THE FOUND FOOTAGE FESTIVAL This is pretty self-explanatory.

The Found Footage Festival has been around for well over a decade, touring the country with an analog aficionado’s selection of pan-and-scan VHS ephemera. Unlike a lot of underground/bootleg/nostalgia-based shows, which typically depend on raw enthusiasm and audience discomfort, FFF’s productions are clever, tightly edited montages without any distortion or remixing—think of them as a very ADD-friendly approach to surveying the especially goofy bits in your mom’s old workout videos. And even after numerous iterations, this year’s slate of videos is a fun mix of ’80s and ’90s time capsules ranging from satanic panic interviews to ineffective cat training techniques—seasoned with some considerably more upsetting subjects that include, but are not limited to, ferret placentas, pee drinking, and problematic police training videos.

I got a chance to speak with Nick Prueher, who, along with co-host Joe Pickett, has been running FFF since its inception. The duo serves as engaging, excited narrators during FFF’s live shows, which helps leaven some of the more distressing, placenta-centric material. Here are Prueher’s thoughts on what makes FFF so consistently fun and so consistently strange.

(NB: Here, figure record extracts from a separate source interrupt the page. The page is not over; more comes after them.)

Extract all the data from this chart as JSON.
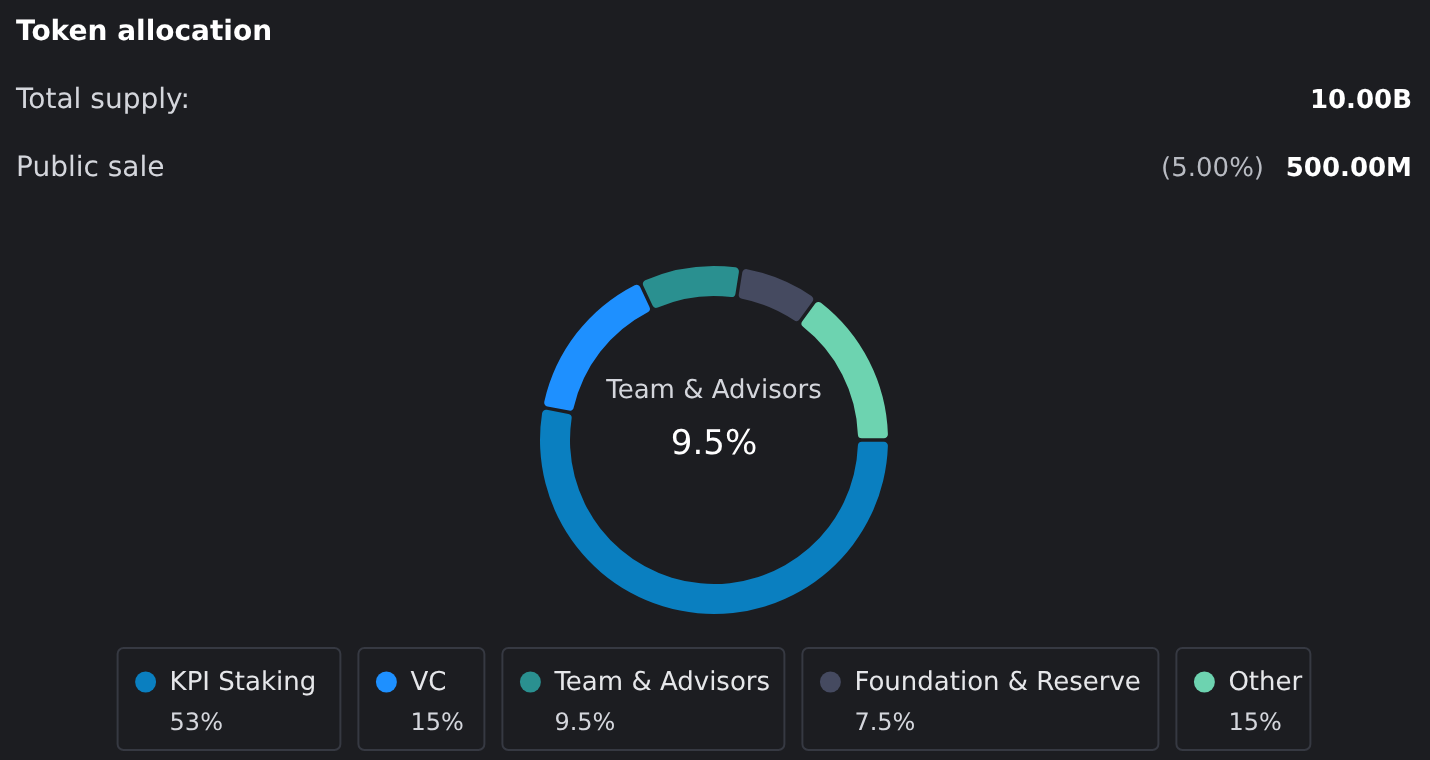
{
  "chart_data": {
    "type": "donut",
    "title": "Token allocation",
    "categories": [
      "KPI Staking",
      "VC",
      "Team & Advisors",
      "Foundation & Reserve",
      "Other"
    ],
    "values": [
      53,
      15,
      9.5,
      7.5,
      15
    ],
    "colors": [
      "#0a7fc0",
      "#1e90ff",
      "#2a9090",
      "#454a60",
      "#6dd3b0"
    ],
    "value_labels": [
      "53%",
      "15%",
      "9.5%",
      "7.5%",
      "15%"
    ],
    "legend": "bottom",
    "annotations": [
      "Total supply:",
      "10.00B",
      "Public sale",
      "(5.00%)",
      "500.00M",
      "Team & Advisors",
      "9.5%"
    ]
  }
}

On the Found Footage Festival’s curatorial philosophy:

“Our approach is to present these in the way that we’ve always done since we were in high school: have friends over and take them through a guided tour through our video collection. And just from a comedic standpoint, these videos are so weird that you kinda need a straight man. So we’re happy to provide the incredulous straight men to this very weird world of videos we’ve discovered.”

On how the festival has evolved:

“We just take it way too far now. In the first years of doing it, we’d be like, ‘I wonder if we could track down the guy in a Speedo dancing for elderly people,’ and we do a little Google search and, ‘Welp, can’t find them!’ Now we hire a private investigator to help us find them. We’ll hire a detective and we’ll go fly and meet that person. We’ll just go as far as we can to get the backstory, and to get videos that we’ve never seen before. We... have nothing better to do. This is our full-time job.”

On the 200-plus tapes they inherited from The Late Show With David Letterman’s “Dave’s Video Collection” archives:

“[Letterman writer] Steve Young said, “Would you be interested in Dave’s entire video collection?’ They were literally gonna throw [them all] in a dumpster. If nothing else, we’re rescuing videos from landfills, so we jumped at the chance. And even better—which shows you what kind of a guy Steve is—I showed him the montage of all the videos we’ve cut from what he’d given us. And he said, ‘I’ve just remembered, one thing we did in the ’90s was solicit all our local CBS affiliates to send us their worst local commercials. Would you be interested in that as well?’ And we were like, ‘Bring it on!’”

On the challenges of keeping the flame of VHS alive...

“For a long time, we were sort of social pariahs. If you’re dating someone and they come over and you’ve got thousands of VHS tapes in your apartment... it doesn’t really bode well.”

...and on VHS’ current vogue status:

“I love the fact that VHS has had a resurgence. I don’t think it’ll ever be as sexy as like, collecting vinyl. Music is always cooler than movies, right? There’s not going to be VHS groupies any time soon. But it is cool that people are appreciating the bad tracking and the production value of VHS now, and appreciating those imperfections in the same way that people like to hear the hisses and pops in a record collection.”